Product Description
Ensoniq MR-61 64 Voice Composition Workstation
Includes the Power Cord
About This Keyboard
This is my first experience with the MR 61 and I personally think it has the best sound of any of the Ensoniq keyboards. This keyboard seems to be in good working order but we don't know how to test every function. It comes with the power cord. Cosmetically the keyboard is very good with just normal wear and tear you'd expect on a used keyboard mostly on the front bar under the keys and a small crack on the right end cap that has been glued. Every button and slider that I know how to test works just as it should.
The Ensoniq MR-61 In General
The Ensoniq MR61 is a 61-key music workstation/synthesizer that Ensoniq released in 1996. It features a 16-track sequencer, digital effects, and several hundred onboard sounds or patches.
The addition of the Idea Pad, which was essentially a MIDI capture buffer, allowed the user to quickly move anything recently played on the MIDI keyboard, including Pitch bend, Mod, and MIDI realtime Controllers, to a track in the sequencer.
The effects section runs at full 44.1kHzquality, unlike the TS engine at 32 kHz. The routing scheme was also simplified from previous machines and sports similarities with Roland's XP machines.
All MR versions could house up to three expansion cards, each one holding up to 24 mebibytes of samples and sound data. That was a first (and last) for Ensoniq products. Three are known: Perfect Piano, Urban Dance Project and World Sounds. A fourth card, the Drums Expansion, could give the rack version a feature that was a standard part of the keyboard versions. It was a 2 mebibyte add-on and contained about 700 drum sounds. A fifth card was the aforementioned flash expansion.
You can hear some Ensoniq MR-Sounds on the Janet Jackson Song Together Again and her album The Velvet Rope from 1997.

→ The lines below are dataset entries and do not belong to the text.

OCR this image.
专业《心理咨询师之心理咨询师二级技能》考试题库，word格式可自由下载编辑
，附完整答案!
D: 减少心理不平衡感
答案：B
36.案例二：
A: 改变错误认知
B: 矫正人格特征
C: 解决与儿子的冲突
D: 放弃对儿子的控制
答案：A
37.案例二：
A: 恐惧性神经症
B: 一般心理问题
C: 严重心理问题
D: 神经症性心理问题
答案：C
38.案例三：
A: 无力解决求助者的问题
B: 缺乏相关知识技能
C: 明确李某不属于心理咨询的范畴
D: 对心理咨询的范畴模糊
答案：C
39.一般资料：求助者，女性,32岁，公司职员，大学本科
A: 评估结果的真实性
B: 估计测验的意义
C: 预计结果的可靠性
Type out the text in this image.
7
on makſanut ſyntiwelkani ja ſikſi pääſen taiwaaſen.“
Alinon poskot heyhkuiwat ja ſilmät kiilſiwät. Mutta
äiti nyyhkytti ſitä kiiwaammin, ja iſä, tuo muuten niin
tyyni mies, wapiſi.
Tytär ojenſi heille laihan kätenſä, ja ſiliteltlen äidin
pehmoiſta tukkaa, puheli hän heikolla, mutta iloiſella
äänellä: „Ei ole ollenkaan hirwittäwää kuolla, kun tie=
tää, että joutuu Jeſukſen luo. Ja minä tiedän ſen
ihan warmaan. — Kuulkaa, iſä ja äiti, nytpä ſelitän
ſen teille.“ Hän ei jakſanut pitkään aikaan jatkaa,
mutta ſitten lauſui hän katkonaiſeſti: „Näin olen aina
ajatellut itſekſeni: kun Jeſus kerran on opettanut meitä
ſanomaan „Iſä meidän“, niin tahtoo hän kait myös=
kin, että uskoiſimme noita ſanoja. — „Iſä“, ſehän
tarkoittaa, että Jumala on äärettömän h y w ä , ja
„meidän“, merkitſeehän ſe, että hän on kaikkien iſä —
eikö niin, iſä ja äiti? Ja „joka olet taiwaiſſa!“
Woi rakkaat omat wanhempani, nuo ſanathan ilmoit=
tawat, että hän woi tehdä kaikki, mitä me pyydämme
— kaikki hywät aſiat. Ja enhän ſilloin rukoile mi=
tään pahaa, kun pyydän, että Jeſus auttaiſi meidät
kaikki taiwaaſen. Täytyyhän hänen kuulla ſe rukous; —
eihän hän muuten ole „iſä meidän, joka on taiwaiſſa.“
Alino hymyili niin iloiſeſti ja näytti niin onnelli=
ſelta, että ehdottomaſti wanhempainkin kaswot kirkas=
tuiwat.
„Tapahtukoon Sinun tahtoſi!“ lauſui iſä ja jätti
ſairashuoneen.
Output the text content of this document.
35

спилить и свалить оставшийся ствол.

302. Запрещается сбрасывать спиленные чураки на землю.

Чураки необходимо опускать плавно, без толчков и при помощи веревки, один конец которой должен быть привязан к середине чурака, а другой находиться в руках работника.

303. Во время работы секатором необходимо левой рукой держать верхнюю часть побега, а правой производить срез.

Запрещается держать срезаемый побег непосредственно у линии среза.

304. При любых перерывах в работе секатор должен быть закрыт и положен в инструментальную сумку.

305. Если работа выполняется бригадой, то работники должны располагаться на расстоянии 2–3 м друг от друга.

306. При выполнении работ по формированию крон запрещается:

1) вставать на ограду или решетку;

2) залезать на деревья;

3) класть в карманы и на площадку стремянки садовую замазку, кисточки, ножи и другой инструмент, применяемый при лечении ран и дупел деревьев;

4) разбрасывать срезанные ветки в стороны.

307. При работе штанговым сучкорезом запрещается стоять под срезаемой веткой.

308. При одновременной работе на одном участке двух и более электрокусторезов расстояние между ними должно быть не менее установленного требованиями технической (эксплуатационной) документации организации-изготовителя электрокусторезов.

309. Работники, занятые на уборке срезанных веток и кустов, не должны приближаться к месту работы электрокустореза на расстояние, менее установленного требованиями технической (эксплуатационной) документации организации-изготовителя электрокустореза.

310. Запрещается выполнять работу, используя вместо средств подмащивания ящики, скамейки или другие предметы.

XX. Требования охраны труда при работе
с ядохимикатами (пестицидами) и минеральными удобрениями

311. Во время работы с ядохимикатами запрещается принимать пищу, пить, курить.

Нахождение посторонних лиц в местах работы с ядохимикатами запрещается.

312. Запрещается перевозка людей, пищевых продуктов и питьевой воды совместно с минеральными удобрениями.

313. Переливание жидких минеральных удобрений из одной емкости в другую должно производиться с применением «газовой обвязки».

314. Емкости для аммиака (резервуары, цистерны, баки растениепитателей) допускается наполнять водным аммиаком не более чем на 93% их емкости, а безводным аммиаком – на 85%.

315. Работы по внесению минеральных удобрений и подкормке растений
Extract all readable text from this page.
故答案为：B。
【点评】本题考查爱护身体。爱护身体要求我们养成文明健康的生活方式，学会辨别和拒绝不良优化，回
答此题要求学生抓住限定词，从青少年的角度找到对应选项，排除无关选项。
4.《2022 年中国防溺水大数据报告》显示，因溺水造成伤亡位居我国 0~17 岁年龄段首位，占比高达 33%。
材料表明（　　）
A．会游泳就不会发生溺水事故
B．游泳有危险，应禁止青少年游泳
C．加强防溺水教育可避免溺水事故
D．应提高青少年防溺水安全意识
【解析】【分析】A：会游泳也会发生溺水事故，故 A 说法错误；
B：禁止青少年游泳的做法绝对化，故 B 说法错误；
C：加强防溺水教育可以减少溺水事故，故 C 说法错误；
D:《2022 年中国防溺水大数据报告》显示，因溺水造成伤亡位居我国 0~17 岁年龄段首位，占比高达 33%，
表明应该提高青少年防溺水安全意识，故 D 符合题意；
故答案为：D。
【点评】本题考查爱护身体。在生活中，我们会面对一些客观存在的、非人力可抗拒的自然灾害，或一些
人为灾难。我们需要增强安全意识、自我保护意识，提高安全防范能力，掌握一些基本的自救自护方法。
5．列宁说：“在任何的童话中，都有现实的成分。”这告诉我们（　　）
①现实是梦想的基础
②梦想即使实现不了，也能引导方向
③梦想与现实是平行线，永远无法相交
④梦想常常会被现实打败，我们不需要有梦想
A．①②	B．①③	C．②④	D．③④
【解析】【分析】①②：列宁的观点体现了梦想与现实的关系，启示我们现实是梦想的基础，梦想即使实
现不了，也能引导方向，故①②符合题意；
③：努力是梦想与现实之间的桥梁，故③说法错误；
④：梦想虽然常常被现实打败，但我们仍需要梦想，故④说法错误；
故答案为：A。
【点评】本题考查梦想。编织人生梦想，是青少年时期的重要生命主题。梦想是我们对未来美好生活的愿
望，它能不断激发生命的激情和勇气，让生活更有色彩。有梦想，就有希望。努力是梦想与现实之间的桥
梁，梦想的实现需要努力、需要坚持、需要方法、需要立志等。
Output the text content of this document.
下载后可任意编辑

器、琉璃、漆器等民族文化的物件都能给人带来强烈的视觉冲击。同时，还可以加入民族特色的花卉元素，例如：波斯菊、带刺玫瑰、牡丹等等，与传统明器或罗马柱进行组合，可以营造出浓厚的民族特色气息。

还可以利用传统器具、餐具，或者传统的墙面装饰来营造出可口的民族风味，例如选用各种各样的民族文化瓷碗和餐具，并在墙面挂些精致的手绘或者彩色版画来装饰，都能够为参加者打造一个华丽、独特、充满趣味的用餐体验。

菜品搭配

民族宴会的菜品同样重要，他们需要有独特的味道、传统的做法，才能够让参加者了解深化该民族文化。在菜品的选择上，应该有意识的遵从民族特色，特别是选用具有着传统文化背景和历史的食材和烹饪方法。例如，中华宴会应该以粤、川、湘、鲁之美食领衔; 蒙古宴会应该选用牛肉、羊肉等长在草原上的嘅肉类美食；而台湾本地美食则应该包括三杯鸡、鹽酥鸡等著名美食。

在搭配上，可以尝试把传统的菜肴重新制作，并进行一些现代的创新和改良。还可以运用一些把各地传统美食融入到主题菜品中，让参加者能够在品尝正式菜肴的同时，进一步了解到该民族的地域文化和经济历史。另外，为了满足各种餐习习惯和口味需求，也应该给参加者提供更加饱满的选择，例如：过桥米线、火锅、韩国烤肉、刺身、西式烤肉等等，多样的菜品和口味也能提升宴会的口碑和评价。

It is important to remember that when buying a used keyboard it may not operate or look exactly like a new one. Used keyboards develop wear over time that can cause such items as function buttons, knobs, sliders etc. to fail to operate as smoothly or easily as when they were new. Our technician does check these items and if they are deemed unusable they are replaced but some function buttons may require more pressure or manipulation to make the appropriate changes. Cosmetically your used keyboard may have scuffs, scratches, cracks to plastic pieces, discolored keys or other visual impairments that might not show up in the photos. We try to mention any obvious visual imperfections but may not consider them serious enough to post in the listing.